Painting Pictures of Egypt

I don't want to leave here
I don't want to stay
It feels like pinching to me either way
The places I long for the most
Are the places where I've been
They are calling out to me like a long lost friend

It's not about losing faith
It's not about trust
It's all about comfortable
When you move so much
The place I was wasn't perfect
But I had found a way to live
It wasn't milk or honey
But then neither is this

I've been painting pictures of Egypt
Leaving out what it lacked
The future seems so hard
And I want to go back
But the places that used to fit me
Cannot hold the things I've learned
And those roads were closed off to me
While my back was turned

The past is so tangible
I know it by heart
Familiar things are never easy to discard
I was dying for some freedom
But now I hesitate to go
I am caught between the promise
And the things I know

I've been painting pictures of Egypt
Leaving out what it lacked
The future seems so hard
And I want to go back
But the places that used to fit me
Cannot hold the things I've learned
And those roads were closed off to me
While my back was turned

If it comes too quick
I may not recognize it
Is that the reason behind all this time and sand?
If it comes to quick
I may not appreciate it
Is that the reason behind all this time and sand?

I love "it wasn't milk or honey, but then neither is this." It's like coming to the realization that the past really wasn't good enough to do all over again, but being stuck where the present/future don't seem like a comfortable place to be either.

I'm just thankful that although I don't know what the future holds, I know who holds the future. He hold me too.

3 comments:

Lisa said...

Wow, I can totally relate to that right now. Especially with things in the Youth Ministry. I know that things were definitely not perfect when we were in it or even as little as 4 years ago, but it's hard to let go of the way you remembered it being.

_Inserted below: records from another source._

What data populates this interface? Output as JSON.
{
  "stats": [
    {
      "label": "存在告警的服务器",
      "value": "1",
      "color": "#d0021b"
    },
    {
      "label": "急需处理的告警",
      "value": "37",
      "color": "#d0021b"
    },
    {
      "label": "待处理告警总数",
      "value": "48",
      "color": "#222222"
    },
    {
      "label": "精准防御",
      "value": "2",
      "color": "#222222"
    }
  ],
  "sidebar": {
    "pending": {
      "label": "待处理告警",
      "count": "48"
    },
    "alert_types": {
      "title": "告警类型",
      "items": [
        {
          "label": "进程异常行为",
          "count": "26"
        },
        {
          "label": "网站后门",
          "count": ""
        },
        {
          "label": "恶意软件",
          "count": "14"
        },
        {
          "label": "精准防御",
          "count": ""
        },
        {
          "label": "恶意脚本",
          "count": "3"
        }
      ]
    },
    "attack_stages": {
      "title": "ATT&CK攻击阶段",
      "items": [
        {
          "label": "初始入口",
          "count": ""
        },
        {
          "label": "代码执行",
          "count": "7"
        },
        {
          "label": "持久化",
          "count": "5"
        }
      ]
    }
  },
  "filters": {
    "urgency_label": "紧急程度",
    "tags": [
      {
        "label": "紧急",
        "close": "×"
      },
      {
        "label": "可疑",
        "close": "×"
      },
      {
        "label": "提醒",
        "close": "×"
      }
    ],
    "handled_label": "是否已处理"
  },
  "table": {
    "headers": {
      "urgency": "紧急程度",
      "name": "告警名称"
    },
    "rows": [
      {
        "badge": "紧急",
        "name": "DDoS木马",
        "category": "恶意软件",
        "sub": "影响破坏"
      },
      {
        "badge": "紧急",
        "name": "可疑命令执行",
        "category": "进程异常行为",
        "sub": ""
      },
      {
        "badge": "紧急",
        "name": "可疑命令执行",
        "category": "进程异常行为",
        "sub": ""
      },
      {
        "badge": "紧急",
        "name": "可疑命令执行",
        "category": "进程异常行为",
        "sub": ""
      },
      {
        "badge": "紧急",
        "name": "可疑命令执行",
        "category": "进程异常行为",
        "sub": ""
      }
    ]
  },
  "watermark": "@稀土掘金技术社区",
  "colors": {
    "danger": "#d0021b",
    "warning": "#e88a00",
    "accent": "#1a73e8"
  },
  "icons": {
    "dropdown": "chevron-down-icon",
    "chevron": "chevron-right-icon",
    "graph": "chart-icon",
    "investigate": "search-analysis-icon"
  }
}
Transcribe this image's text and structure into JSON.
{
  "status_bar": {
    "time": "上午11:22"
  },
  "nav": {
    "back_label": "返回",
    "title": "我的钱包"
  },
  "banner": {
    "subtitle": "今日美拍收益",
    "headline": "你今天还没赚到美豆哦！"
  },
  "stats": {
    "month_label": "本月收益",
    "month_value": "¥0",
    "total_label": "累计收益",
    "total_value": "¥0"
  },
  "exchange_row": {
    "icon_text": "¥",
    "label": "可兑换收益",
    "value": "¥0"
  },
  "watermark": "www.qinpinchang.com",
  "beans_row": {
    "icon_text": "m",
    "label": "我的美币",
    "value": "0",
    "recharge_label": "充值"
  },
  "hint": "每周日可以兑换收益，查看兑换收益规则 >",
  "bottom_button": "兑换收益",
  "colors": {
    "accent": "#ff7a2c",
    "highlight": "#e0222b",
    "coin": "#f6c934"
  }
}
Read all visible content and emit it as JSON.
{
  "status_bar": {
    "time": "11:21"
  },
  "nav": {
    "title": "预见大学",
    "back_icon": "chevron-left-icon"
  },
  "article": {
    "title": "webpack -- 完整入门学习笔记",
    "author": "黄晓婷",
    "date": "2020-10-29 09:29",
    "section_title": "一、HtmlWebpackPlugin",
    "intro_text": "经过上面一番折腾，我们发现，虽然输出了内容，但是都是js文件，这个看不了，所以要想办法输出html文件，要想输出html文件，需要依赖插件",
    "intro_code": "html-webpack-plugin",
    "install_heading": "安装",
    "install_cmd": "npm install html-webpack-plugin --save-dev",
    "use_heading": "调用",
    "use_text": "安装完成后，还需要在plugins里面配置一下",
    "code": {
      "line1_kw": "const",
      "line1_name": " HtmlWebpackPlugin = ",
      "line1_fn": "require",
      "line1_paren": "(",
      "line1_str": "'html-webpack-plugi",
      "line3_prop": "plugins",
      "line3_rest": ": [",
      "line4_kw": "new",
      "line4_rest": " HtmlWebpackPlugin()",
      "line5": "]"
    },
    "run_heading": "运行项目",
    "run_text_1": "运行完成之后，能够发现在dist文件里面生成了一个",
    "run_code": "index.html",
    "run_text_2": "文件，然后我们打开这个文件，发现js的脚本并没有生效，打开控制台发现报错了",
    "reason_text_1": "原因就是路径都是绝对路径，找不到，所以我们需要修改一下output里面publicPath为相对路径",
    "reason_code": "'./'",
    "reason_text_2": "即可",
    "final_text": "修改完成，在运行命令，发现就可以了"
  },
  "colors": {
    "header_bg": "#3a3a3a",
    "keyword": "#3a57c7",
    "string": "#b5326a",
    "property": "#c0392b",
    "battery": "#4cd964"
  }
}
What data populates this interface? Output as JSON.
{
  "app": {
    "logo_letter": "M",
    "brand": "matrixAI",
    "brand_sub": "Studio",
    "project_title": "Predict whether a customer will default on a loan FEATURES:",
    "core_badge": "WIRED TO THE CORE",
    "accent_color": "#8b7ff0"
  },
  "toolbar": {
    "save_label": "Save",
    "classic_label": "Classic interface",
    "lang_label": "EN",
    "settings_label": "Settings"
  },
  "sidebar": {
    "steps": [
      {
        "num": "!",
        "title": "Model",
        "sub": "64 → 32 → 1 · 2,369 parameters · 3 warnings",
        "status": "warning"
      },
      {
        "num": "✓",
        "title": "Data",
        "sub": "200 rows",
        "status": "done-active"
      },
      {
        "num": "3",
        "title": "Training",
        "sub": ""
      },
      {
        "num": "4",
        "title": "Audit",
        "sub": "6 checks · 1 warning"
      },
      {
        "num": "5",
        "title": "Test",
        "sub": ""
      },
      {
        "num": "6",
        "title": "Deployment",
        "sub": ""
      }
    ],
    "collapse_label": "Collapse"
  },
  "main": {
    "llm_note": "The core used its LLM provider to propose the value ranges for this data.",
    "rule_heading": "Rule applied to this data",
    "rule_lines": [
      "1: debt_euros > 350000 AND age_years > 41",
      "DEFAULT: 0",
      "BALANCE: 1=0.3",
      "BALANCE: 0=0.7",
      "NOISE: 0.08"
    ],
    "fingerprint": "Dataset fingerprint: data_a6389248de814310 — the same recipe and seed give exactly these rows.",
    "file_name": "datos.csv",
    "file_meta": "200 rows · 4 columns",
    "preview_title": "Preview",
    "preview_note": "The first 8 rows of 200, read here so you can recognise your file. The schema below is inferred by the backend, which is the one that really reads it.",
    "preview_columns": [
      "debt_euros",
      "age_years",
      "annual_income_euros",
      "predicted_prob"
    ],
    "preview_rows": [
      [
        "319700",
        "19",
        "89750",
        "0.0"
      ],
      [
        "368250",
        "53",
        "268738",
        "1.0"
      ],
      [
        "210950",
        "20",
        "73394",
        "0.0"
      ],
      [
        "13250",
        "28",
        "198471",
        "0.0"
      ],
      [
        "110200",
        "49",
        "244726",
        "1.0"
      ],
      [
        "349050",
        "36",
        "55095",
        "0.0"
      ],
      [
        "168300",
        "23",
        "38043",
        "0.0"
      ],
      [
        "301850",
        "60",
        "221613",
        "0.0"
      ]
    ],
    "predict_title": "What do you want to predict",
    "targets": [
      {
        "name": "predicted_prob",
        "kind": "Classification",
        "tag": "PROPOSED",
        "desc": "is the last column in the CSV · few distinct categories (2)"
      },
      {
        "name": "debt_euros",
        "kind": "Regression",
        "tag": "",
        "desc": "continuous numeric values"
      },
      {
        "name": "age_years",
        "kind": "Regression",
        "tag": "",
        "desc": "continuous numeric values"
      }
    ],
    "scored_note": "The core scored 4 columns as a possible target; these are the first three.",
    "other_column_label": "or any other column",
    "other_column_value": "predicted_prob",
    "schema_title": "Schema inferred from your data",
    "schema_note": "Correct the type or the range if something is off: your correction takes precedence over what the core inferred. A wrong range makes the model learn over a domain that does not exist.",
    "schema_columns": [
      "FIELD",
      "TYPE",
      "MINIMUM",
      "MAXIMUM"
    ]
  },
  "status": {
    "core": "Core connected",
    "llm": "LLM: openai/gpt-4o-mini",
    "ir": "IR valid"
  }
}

But, I am excited about where it's going, even though I feel like nobody cares about the past besides me.

julie said...

i have always loved this song... a good reminder for me, because i tend to paint...

gloria said...

"The past is so tangible
I know it by heart
Familiar things are never easy to discard
I was dying for some freedom
But now I hesitate to go
I am caught between the promise
And the things I know...

But the places that used to fit me
Cannot hold the things I've learned
And those roads were closed off to me
While my back was turned"

It feels like a large gift, a knowing, when someone else can put into words what my own heart is experiencing.
To Sara and to Erin, thank you.
To God, your timing is hilarious. How do you do that?